ST. PAUL, Minn. (AP) — A midnight deadline for the Minnesota Legislature to approve a new two-year budget is bearing down on lawmakers, who could see their stay in St. Paul extended by a rift over preschool.

Working through the night, the GOP-led House voted along party lines early Monday for a $17 billion education plan with $400 million in new school spending. Democratic Gov. Mark Dayton says he'll veto the bill because it leaves out money for a preschool expansion initiative at the core of his agenda.

It's all part of a two-year $42 billion state budget that a split-power Legislature struggled to pull together.

Legislative leaders insist they'll finish by the deadline. But an education veto — or any others in the budget — would lead to a special session in coming weeks.

 

The Legislature has also passed a bill funding public universities that school officials say will result in tuition increases.

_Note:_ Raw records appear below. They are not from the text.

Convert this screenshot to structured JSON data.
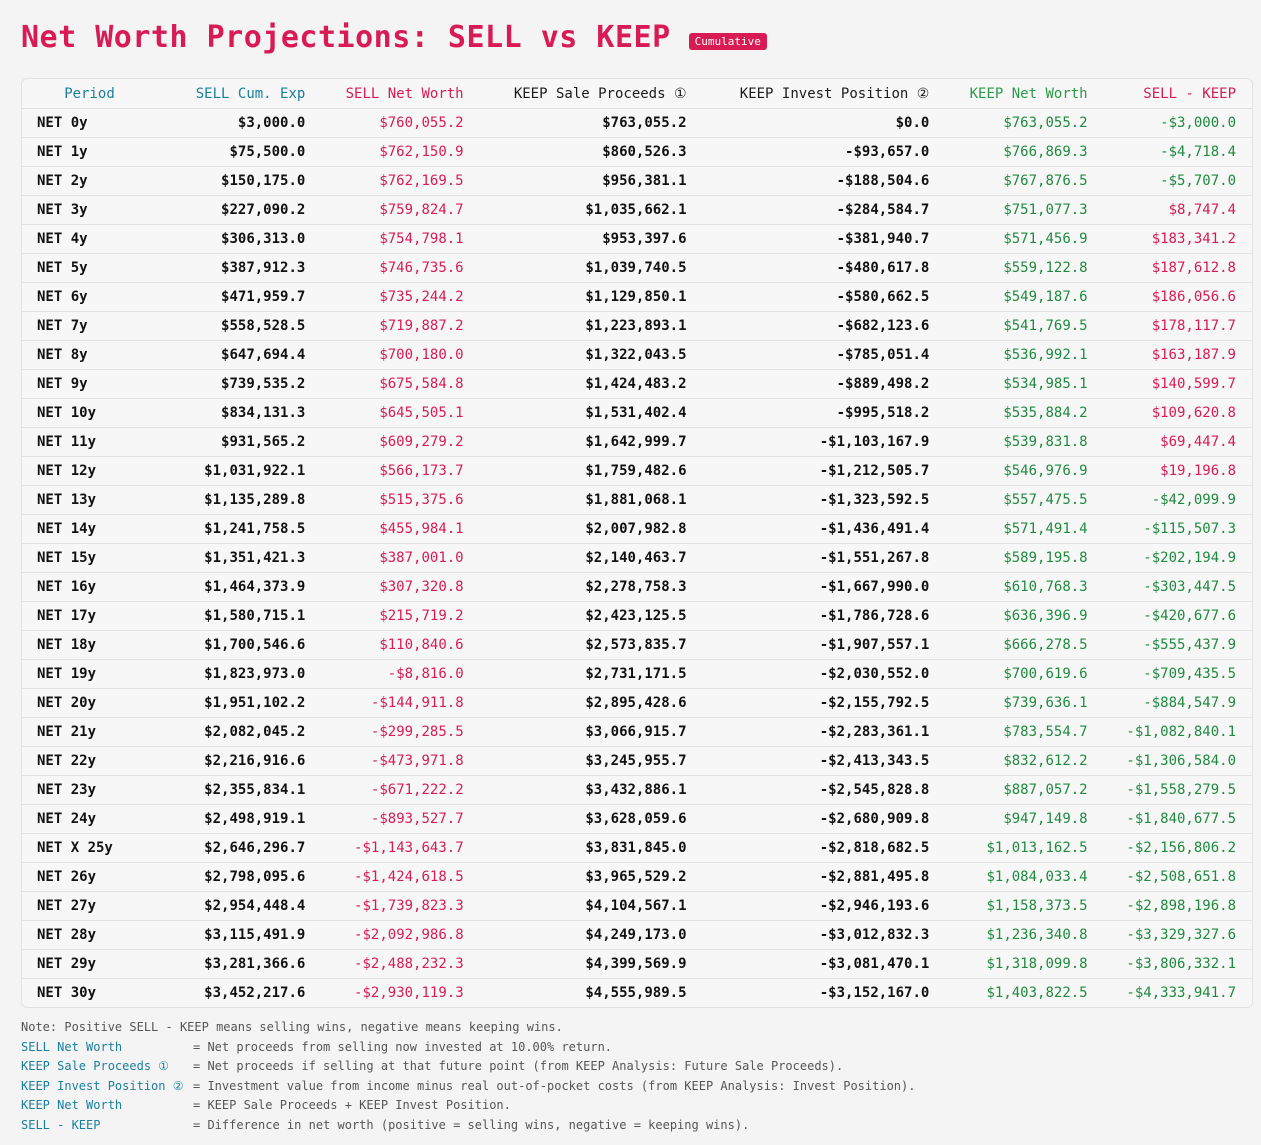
{
  "title": "Net Worth Projections: SELL vs KEEP",
  "badge": "Cumulative",
  "columns": [
    "Period",
    "SELL Cum. Exp",
    "SELL Net Worth",
    "KEEP Sale Proceeds ①",
    "KEEP Invest Position ②",
    "KEEP Net Worth",
    "SELL - KEEP"
  ],
  "rows": [
    [
      "NET 0y",
      "$3,000.0",
      "$760,055.2",
      "$763,055.2",
      "$0.0",
      "$763,055.2",
      "-$3,000.0"
    ],
    [
      "NET 1y",
      "$75,500.0",
      "$762,150.9",
      "$860,526.3",
      "-$93,657.0",
      "$766,869.3",
      "-$4,718.4"
    ],
    [
      "NET 2y",
      "$150,175.0",
      "$762,169.5",
      "$956,381.1",
      "-$188,504.6",
      "$767,876.5",
      "-$5,707.0"
    ],
    [
      "NET 3y",
      "$227,090.2",
      "$759,824.7",
      "$1,035,662.1",
      "-$284,584.7",
      "$751,077.3",
      "$8,747.4"
    ],
    [
      "NET 4y",
      "$306,313.0",
      "$754,798.1",
      "$953,397.6",
      "-$381,940.7",
      "$571,456.9",
      "$183,341.2"
    ],
    [
      "NET 5y",
      "$387,912.3",
      "$746,735.6",
      "$1,039,740.5",
      "-$480,617.8",
      "$559,122.8",
      "$187,612.8"
    ],
    [
      "NET 6y",
      "$471,959.7",
      "$735,244.2",
      "$1,129,850.1",
      "-$580,662.5",
      "$549,187.6",
      "$186,056.6"
    ],
    [
      "NET 7y",
      "$558,528.5",
      "$719,887.2",
      "$1,223,893.1",
      "-$682,123.6",
      "$541,769.5",
      "$178,117.7"
    ],
    [
      "NET 8y",
      "$647,694.4",
      "$700,180.0",
      "$1,322,043.5",
      "-$785,051.4",
      "$536,992.1",
      "$163,187.9"
    ],
    [
      "NET 9y",
      "$739,535.2",
      "$675,584.8",
      "$1,424,483.2",
      "-$889,498.2",
      "$534,985.1",
      "$140,599.7"
    ],
    [
      "NET 10y",
      "$834,131.3",
      "$645,505.1",
      "$1,531,402.4",
      "-$995,518.2",
      "$535,884.2",
      "$109,620.8"
    ],
    [
      "NET 11y",
      "$931,565.2",
      "$609,279.2",
      "$1,642,999.7",
      "-$1,103,167.9",
      "$539,831.8",
      "$69,447.4"
    ],
    [
      "NET 12y",
      "$1,031,922.1",
      "$566,173.7",
      "$1,759,482.6",
      "-$1,212,505.7",
      "$546,976.9",
      "$19,196.8"
    ],
    [
      "NET 13y",
      "$1,135,289.8",
      "$515,375.6",
      "$1,881,068.1",
      "-$1,323,592.5",
      "$557,475.5",
      "-$42,099.9"
    ],
    [
      "NET 14y",
      "$1,241,758.5",
      "$455,984.1",
      "$2,007,982.8",
      "-$1,436,491.4",
      "$571,491.4",
      "-$115,507.3"
    ],
    [
      "NET 15y",
      "$1,351,421.3",
      "$387,001.0",
      "$2,140,463.7",
      "-$1,551,267.8",
      "$589,195.8",
      "-$202,194.9"
    ],
    [
      "NET 16y",
      "$1,464,373.9",
      "$307,320.8",
      "$2,278,758.3",
      "-$1,667,990.0",
      "$610,768.3",
      "-$303,447.5"
    ],
    [
      "NET 17y",
      "$1,580,715.1",
      "$215,719.2",
      "$2,423,125.5",
      "-$1,786,728.6",
      "$636,396.9",
      "-$420,677.6"
    ],
    [
      "NET 18y",
      "$1,700,546.6",
      "$110,840.6",
      "$2,573,835.7",
      "-$1,907,557.1",
      "$666,278.5",
      "-$555,437.9"
    ],
    [
      "NET 19y",
      "$1,823,973.0",
      "-$8,816.0",
      "$2,731,171.5",
      "-$2,030,552.0",
      "$700,619.6",
      "-$709,435.5"
    ],
    [
      "NET 20y",
      "$1,951,102.2",
      "-$144,911.8",
      "$2,895,428.6",
      "-$2,155,792.5",
      "$739,636.1",
      "-$884,547.9"
    ],
    [
      "NET 21y",
      "$2,082,045.2",
      "-$299,285.5",
      "$3,066,915.7",
      "-$2,283,361.1",
      "$783,554.7",
      "-$1,082,840.1"
    ],
    [
      "NET 22y",
      "$2,216,916.6",
      "-$473,971.8",
      "$3,245,955.7",
      "-$2,413,343.5",
      "$832,612.2",
      "-$1,306,584.0"
    ],
    [
      "NET 23y",
      "$2,355,834.1",
      "-$671,222.2",
      "$3,432,886.1",
      "-$2,545,828.8",
      "$887,057.2",
      "-$1,558,279.5"
    ],
    [
      "NET 24y",
      "$2,498,919.1",
      "-$893,527.7",
      "$3,628,059.6",
      "-$2,680,909.8",
      "$947,149.8",
      "-$1,840,677.5"
    ],
    [
      "NET X 25y",
      "$2,646,296.7",
      "-$1,143,643.7",
      "$3,831,845.0",
      "-$2,818,682.5",
      "$1,013,162.5",
      "-$2,156,806.2"
    ],
    [
      "NET 26y",
      "$2,798,095.6",
      "-$1,424,618.5",
      "$3,965,529.2",
      "-$2,881,495.8",
      "$1,084,033.4",
      "-$2,508,651.8"
    ],
    [
      "NET 27y",
      "$2,954,448.4",
      "-$1,739,823.3",
      "$4,104,567.1",
      "-$2,946,193.6",
      "$1,158,373.5",
      "-$2,898,196.8"
    ],
    [
      "NET 28y",
      "$3,115,491.9",
      "-$2,092,986.8",
      "$4,249,173.0",
      "-$3,012,832.3",
      "$1,236,340.8",
      "-$3,329,327.6"
    ],
    [
      "NET 29y",
      "$3,281,366.6",
      "-$2,488,232.3",
      "$4,399,569.9",
      "-$3,081,470.1",
      "$1,318,099.8",
      "-$3,806,332.1"
    ],
    [
      "NET 30y",
      "$3,452,217.6",
      "-$2,930,119.3",
      "$4,555,989.5",
      "-$3,152,167.0",
      "$1,403,822.5",
      "-$4,333,941.7"
    ]
  ],
  "notes": {
    "intro": "Note: Positive SELL - KEEP means selling wins, negative means keeping wins.",
    "items": [
      {
        "key": "SELL Net Worth",
        "text": "= Net proceeds from selling now invested at 10.00% return."
      },
      {
        "key": "KEEP Sale Proceeds ①",
        "text": "= Net proceeds if selling at that future point (from KEEP Analysis: Future Sale Proceeds)."
      },
      {
        "key": "KEEP Invest Position ②",
        "text": "= Investment value from income minus real out-of-pocket costs (from KEEP Analysis: Invest Position)."
      },
      {
        "key": "KEEP Net Worth",
        "text": "= KEEP Sale Proceeds + KEEP Invest Position."
      },
      {
        "key": "SELL - KEEP",
        "text": "= Difference in net worth (positive = selling wins, negative = keeping wins)."
      }
    ]
  },
  "colors": {
    "pink": "#d81b54",
    "green": "#1f8a3f",
    "teal": "#1a7f9c",
    "background": "#f4f4f4"
  }
}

The budget passed in the House and Senate Sunday bumps up higher education funding by $166 million. That sum falls short of what the University of Minnesota and Minnesota State Colleges and Universities system requested to extend tuition freezes at all their schools.

Several lawmakers say it's wrong to give more money to the state college system than to the University of Minnesota. Some two-year schools in the state college system may see a tuition cut.

The budget also earmarks $30 million for the University of Minnesota's medical school.

It's the first bill lawmakers have sent to Gov. Mark Dayton as they rush to pass a budget before Monday's midnight deadline.